The Worrells hired Accident Cleaners and Restoration to clean the shed, and they assigned benefits to the firm. The cleaning company then filed a claim with Farm Bureau, which denied it, citing the pollution exclusion. The family filed suit and the county court entered a summary judgment in the Worrells’ favor, for $4,104, plus interest, attorney’s fees and costs.
The homeowner’s policy exclusion notes that the policy will not cover losses caused by: “Discharge, dispersal, seepage, migration, release or escape of pollutants unless the discharge, dispersal, seepage, migration, release or escape is itself caused by a Peril Insured Against under Coverage C of this policy.”
“Pollutants” means any solid, liquid, gaseous or thermal irritant or contaminant, including smoke, vapor, soot, fumes, acids, alkalis, chemicals and waste. Waste includes materials to be recycled, reconditioned or reclaimed, the policy reads.
The appellate judges held that the exclusion was clearly worded, but blood does not meet the definition of a pollutant or a waste product. Very similar policy language was declared unambiguous by a 1998 Florida Supreme Court decision, Deni Associates vs. State Farm Fire & Casualty Insurance, the court noted.
The fecal matter also was not excluded in the Worrell policy.
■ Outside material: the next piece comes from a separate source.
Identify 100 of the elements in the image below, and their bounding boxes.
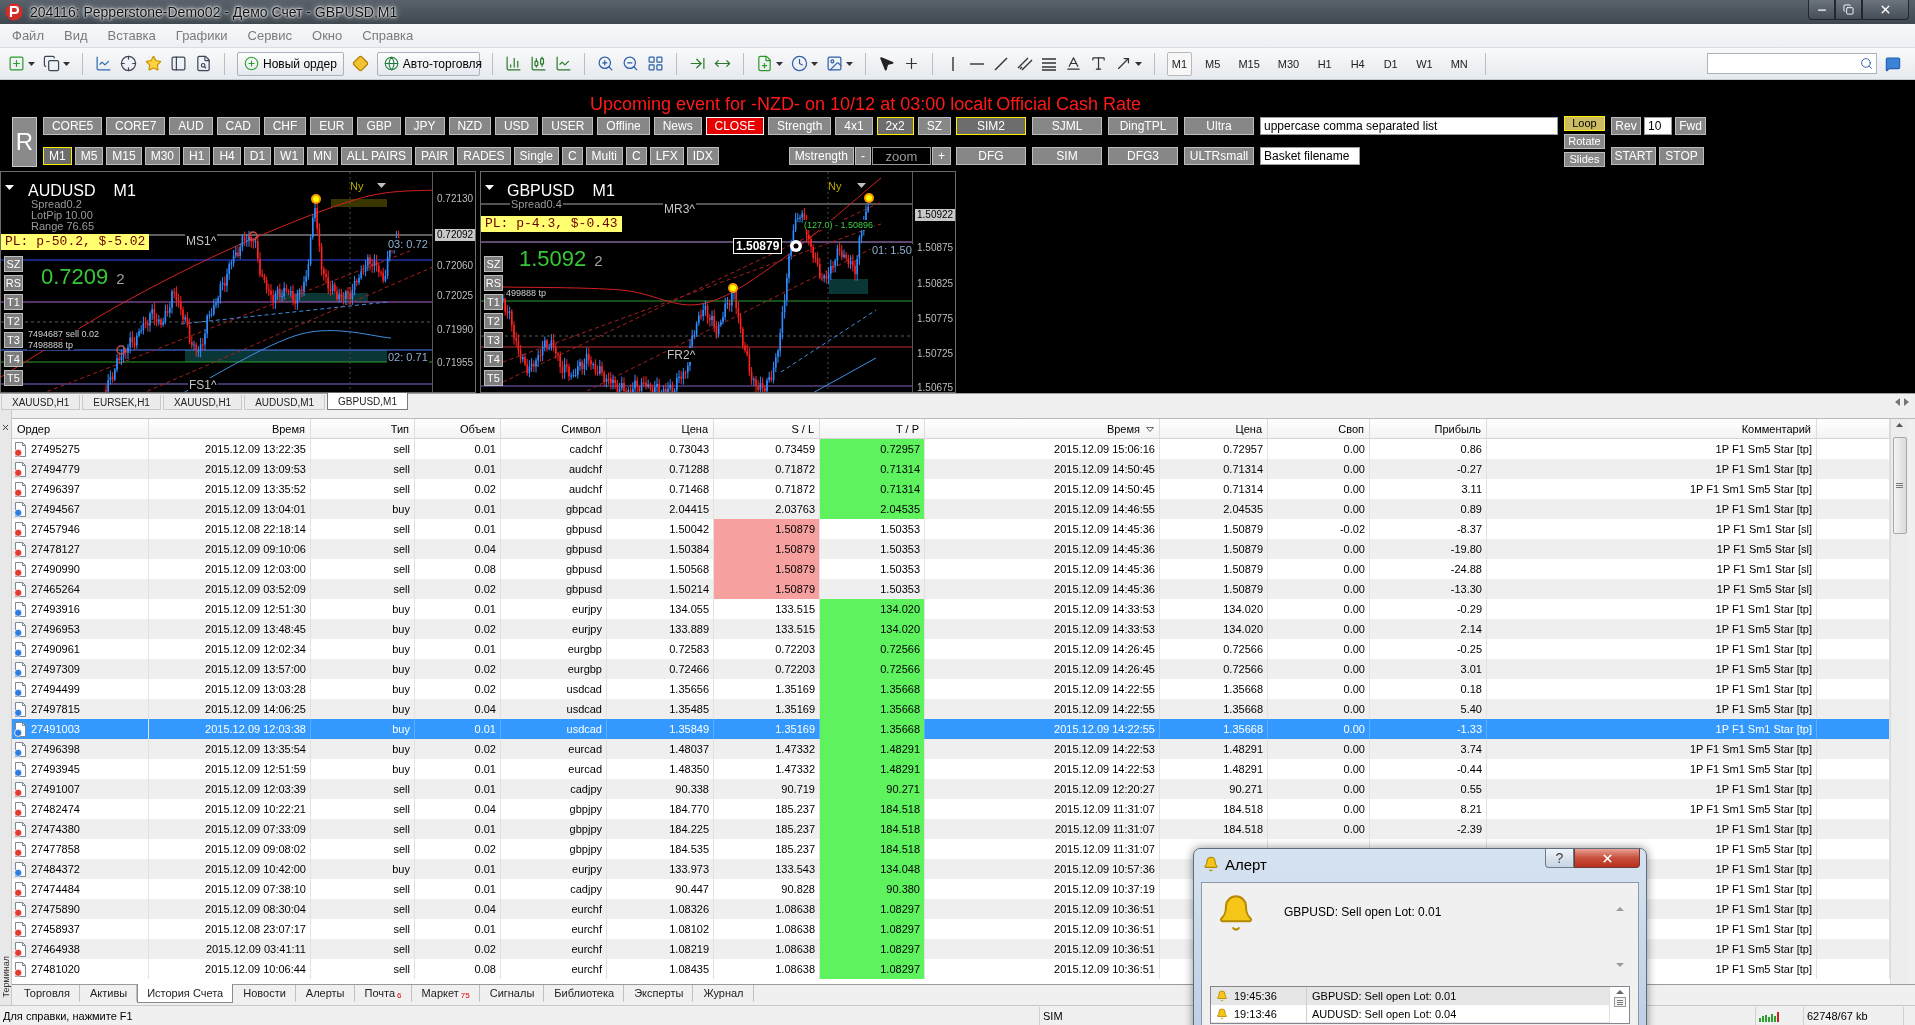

“Since we have determined blood is not a pollutant that would be excluded from the policy’s coverage—and that, as a result, the policy covers the restoration services secured by the Worrells — it is unnecessary to reach the same question as to the fecal matter,” 5DCA Judge Adrian Soud wrote. “The fecal matter, at most, is a concurrent cause of loss to the Worrells. The policy does not contain any language limiting the concurrent cause doctrine’s application to the pollution exclusion provision.”
The Worrells were represented by attorney Mark Nation. Virgil Wright and Julie Ogelsby represented Farm Bureau.